Justiça não reconhece união estável paralela ao casamento
16 de janeiro de 2006, 12h46
A Justiça consagra a monogamia e não reconhece a manutenção simultânea de relações afetivas. Com esse entendimento, a 7ª Câmara Cível do Tribunal de Justiça do Rio Grande do Sul negou pedido de reconhecimento de união estável a uma mulher que manteve relação por 24 anos com um homem casado.
O desembargador Luiz Felipe Brasil Santos ressaltou que para a relação ser considerada estável, e assegurar direitos e deveres mútuos, exige-se que não ocorram os impedimentos previstos no artigo 1.521 do Código Civil, que veda a união de pessoas casadas. “Somente se admite o reconhecimento da união estável paralelamente à existência do matrimônio quando a relação conjugal estiver rompida formalmente, uma vez que não houve separação judicial ou o divórcio dos cônjuges”, afirmou.
A mulher declarou que manteve uma “sólida relação” por 24 anos com um homem casado no papel, mas que morava com ela desde 1973 e com quem teve três filhos. Segundo ela, o relacionamento era de conhecimento da outra família do companheiro.
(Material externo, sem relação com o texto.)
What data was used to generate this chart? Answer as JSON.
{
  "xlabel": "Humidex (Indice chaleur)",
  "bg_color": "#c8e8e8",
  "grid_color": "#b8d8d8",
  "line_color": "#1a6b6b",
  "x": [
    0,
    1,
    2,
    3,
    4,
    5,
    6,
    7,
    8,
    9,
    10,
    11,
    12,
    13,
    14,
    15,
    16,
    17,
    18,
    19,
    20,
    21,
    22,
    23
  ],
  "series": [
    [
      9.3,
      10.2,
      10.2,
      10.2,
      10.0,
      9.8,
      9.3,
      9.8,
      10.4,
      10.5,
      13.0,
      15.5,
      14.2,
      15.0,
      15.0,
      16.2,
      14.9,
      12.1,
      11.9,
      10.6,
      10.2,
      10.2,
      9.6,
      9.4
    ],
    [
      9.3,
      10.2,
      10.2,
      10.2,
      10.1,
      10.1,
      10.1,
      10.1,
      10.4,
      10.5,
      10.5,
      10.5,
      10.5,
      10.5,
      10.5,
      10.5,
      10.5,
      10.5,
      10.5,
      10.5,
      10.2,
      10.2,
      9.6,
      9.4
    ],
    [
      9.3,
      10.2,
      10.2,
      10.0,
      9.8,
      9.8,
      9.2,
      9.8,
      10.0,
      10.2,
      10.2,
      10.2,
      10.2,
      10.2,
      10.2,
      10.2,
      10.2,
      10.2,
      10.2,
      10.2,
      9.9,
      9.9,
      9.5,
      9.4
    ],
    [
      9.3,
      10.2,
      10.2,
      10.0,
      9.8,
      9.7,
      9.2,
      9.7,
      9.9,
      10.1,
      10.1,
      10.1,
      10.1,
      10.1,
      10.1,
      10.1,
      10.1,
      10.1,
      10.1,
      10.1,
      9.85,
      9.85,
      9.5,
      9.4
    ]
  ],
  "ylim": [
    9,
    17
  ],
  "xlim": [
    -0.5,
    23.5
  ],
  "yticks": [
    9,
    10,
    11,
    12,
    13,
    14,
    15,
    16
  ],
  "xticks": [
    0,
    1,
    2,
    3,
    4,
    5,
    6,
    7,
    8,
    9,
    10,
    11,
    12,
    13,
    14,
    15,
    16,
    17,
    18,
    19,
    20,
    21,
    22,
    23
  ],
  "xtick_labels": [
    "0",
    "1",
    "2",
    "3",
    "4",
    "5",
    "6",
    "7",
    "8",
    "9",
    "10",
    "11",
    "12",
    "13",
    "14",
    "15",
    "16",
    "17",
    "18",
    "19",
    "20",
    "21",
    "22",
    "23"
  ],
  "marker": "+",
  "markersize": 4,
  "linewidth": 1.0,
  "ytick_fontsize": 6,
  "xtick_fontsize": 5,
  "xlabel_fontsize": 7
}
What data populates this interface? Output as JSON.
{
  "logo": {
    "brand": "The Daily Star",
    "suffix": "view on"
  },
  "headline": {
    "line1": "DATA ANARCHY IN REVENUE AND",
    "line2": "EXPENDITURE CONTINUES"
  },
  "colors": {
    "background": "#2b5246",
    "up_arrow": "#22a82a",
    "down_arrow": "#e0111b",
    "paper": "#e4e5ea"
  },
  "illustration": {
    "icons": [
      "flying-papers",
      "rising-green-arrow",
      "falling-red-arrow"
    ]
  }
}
Após a morte do companheiro, ela entrou com ação de anulação de partilha com a alegação de que seus filhos não foram contemplados no inventário e não receberam qualquer quantia do único bem a ser partilhado — um automóvel Ford Escort de 1996. Depois, entrou com uma ação pedindo o reconhecimento da união estável.
O juiz de primeira instância determinou, em um primeiro momento, a restrição da venda do veículo. Mas, depois que julgou improcedente a ação para o reconhecimento de união estável, o juiz decidiu suspender a restrição em relação à transferência do veículo.
A mulher recorreu à segunda instância e obteve êxito parcial. Para o relator da matéria, desembargador Luiz Felipe Brasil Santos, a restrição da venda do veículo diz respeito aos direitos dos herdeiros não contemplados no inventário e o julgamento de reconhecimento da união estável não tem relação com a partilha dos herdeiros.
Por isso, decidiu negar o pedido de reconhecimento da união estável, mas excluiu da sentença a determinação judicial que mandava levantar a restrição da transferência do veículo. O desembargador destacou que os depoimentos e provas testemunhais confirmam um relacionamento paralelo do morto, mas não provam a separação de fato dos casados. O desembargador José Carlos Teixeira Giorgis votou de acordo com o relator.
A desembargadora Maria Berenice Dias, presidente da 7ª Câmara Cível e revisora do recurso, divergiu do entendimento, mas foi voto vencido. A juíza acredita que, já que o Estado preserva a monogamia como elemento de estrutura da sociedade, quem infringe tal dogma não pode ser favorecido.
“A postura é nitidamente punitiva ao se negar qualquer conseqüência jurídica a um vínculo pelo simples fato de a autora confessar que o companheiro mantinha seu casamento.” A desembargadora ironizou: “Para livrar-se de qualquer obrigação, o melhor para os homens é manterem uniões simultâneas, transformando-se em grandes negócios”.
Discutindo a relação
De acordo com a advogada Adriana Chieco, especialista em Direito de Família, do Machado, Meyer, Sendacz e Opice, a mulher que vive com um homem casado não tem alguns direitos que são benefícios exclusivos da mulher “oficial”. Isso porque o Código Civil de 2002 estabelece que as relações estáveis só podem ser reconhecidas entre pessoas que não estão impedidas de casar, exceção feita àquelas separadas de fato ou judicialmente.
Mas, lembra a advogada, em recente julgamento da mesma câmara no Tribunal de Justiça do Rio Grande do Sul, houve o reconhecimento de indenização para uma mulher que viveu 12 anos com um homem casado. No caso, a indenização foi concedida porque foi provado que ela contribuiu para o acréscimo patrimonial do parceiro.
Segundo Adriana Chieco, para evitar o enriquecimento sem causa do homem adúltero, o Tribunal deu a indenização para a mulher. Mas esse entendimento deve ser visto com cautela, segundo a advogada, “sob pena de levar à identificação das relações clandestinas com a união estável”.
Para ela, não se deve ignorar a existência dessas relações, mas as peculiaridades devem ser analisadas para não infringir a lei que atribui direitos diferentes ao casamento e ao companheirismo.